Jealous husband slaughtered wife and her lover one day after she got a protection order say investigators

Investigators are now examining whether anything more could have been done before a Mason County woman and her boyfriend were shot to death.

HOODSPORT, Wash. — A Mason County man is accused of killing his estranged wife and her boyfriend with a shotgun at a Hoodsport home on March 24, one day after a judge granted the woman a protection order that had not yet been served, authorities said.

What makes the case stand out is not only the double-murder allegation, but the short gap between the court order and the shootings. Prosecutors have charged Robert T. Child, 60, with two counts of first-degree murder and first-degree burglary, and local reporting says investigators are reviewing how a woman who told the court she did not feel safe was dead the next evening.

Anna Child filed for a protection order on March 9 as her divorce moved forward. In that filing, she said her estranged husband treated her like a possession and wrote that he had said, “If he can’t have me, no one will.” A judge granted the order on Monday, March 23, barring Robert Child from coming within 250 feet of her. By Tuesday evening, Anna Child, 46, and Jason Hilde, 46, were at a home on North Hamma Hamma Drive East in Hoodsport when investigators say Robert Child came inside armed with a shotgun. Deputies were sent to the house at about 7 p.m. after reports of gunfire. When they arrived, they found Hilde near the front door with a fatal gunshot wound and Anna Child on a stairway inside the home with gunshot injuries. A shotgun and spent shells were recovered inside the residence.

The order, sheriff’s officials said, had been approved but not yet served. That detail has become one of the most closely watched parts of the case. Mason County Sheriff Ryan Spurling said the agency had not had a chance to serve the order before the killings, and he ordered a review into whether deputies could have done more. Court records cited by local television stations say witnesses placed Robert Child at the scene. One witness told investigators he saw Child leaving the home. Another, a teenager who was inside, said Child entered with a shotgun, shouted while looking for someone, and that gunshots followed. A separate witness told deputies Child said he would not go back to jail and would kill anyone who tried to follow him. Those accounts have not been tested in court, and investigators have not publicly described any evidence that the victims fired a weapon.

The setting adds to the case’s weight. Hoodsport is a small community on the Hood Canal where serious violent crime does not often draw regionwide attention, but domestic violence cases can turn deadly with little warning. Here, the official record already showed the marriage was breaking down. Anna Child had gone to court. A judge had acted. The suspect was not living at the home at the time, according to court records cited by KOMO. Investigators also said Child is a convicted felon, which would make gun possession illegal for him. That allegation led to an added count of unlawful possession of a firearm in some local reporting, though the earliest charging reports centered on two murder counts and burglary. The exact sequence of service efforts, who knew what on March 24, and whether any earlier intervention was possible are still unresolved.
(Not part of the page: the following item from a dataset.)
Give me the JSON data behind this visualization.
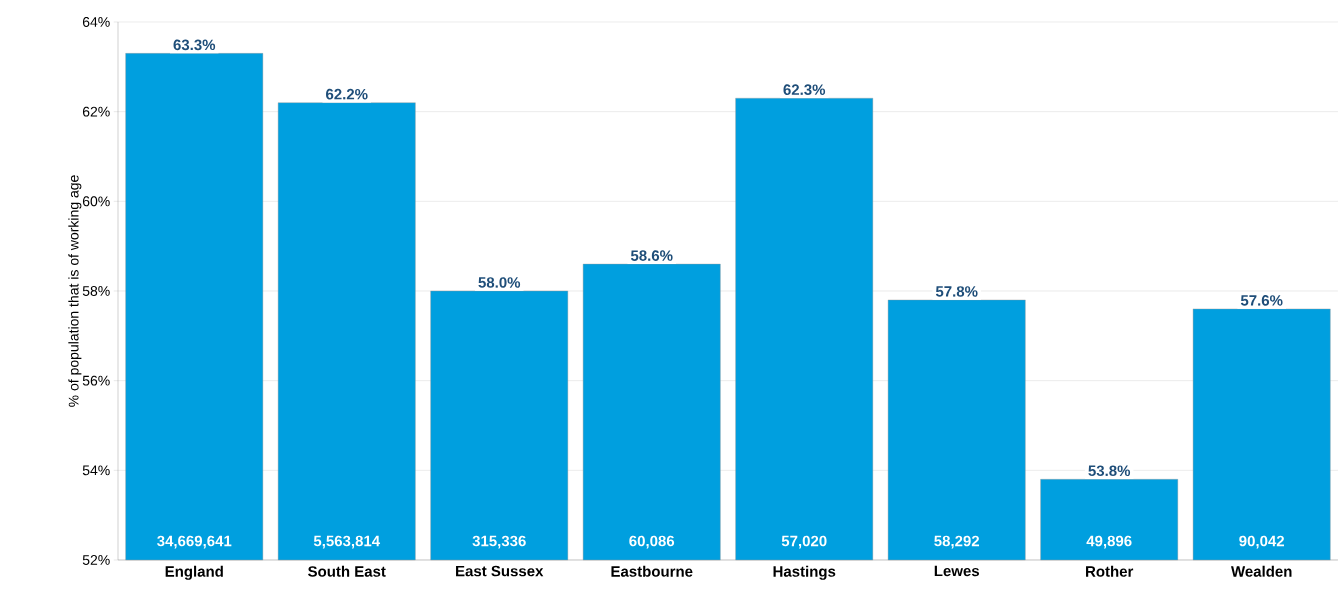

The criminal case moved quickly after the shooting. Deputies launched a manhunt Tuesday night, circulated information about a white pickup truck, and arrested Child on Wednesday. He later appeared in court, where KING reported a judge set bail at $5 million after prosecutors sought a lower amount. He was charged with two counts of first-degree murder and first-degree burglary, and local coverage says the case may also include unlawful possession of a firearm. As of the latest public reports, no plea or defense statement had been widely reported. Investigators also obtained a search warrant for the home and vehicles, including possible dashboard-camera footage from vehicles parked outside. The sheriff’s office has said the criminal investigation remains active while the internal review of the unserved protection order continues on a separate track.

For neighbors and relatives, the case has been defined less by legal language than by the plain facts of the loss. Caleb McGill, a neighbor who spoke to KING, said he heard the blasts, called 911 and moved toward the home. “What did you do?” he recalled asking as he encountered Child outside. McGill said the reply was that the victims had pointed a gun at him. Authorities have not publicly backed that claim. Friends and family also began mourning Jason Hilde soon after the arrest. In television interviews, the people around the case described a gruesome scene and a small community shaken by violence that followed a warning already written into a court file.

The case now stands at two levels at once: a homicide prosecution against Robert Child and an official review into why a freshly granted protection order had not been served before March 24. The next milestones are the defendant’s later court hearings and any public findings from the sheriff’s review.

Author note: Last updated April 19, 2026.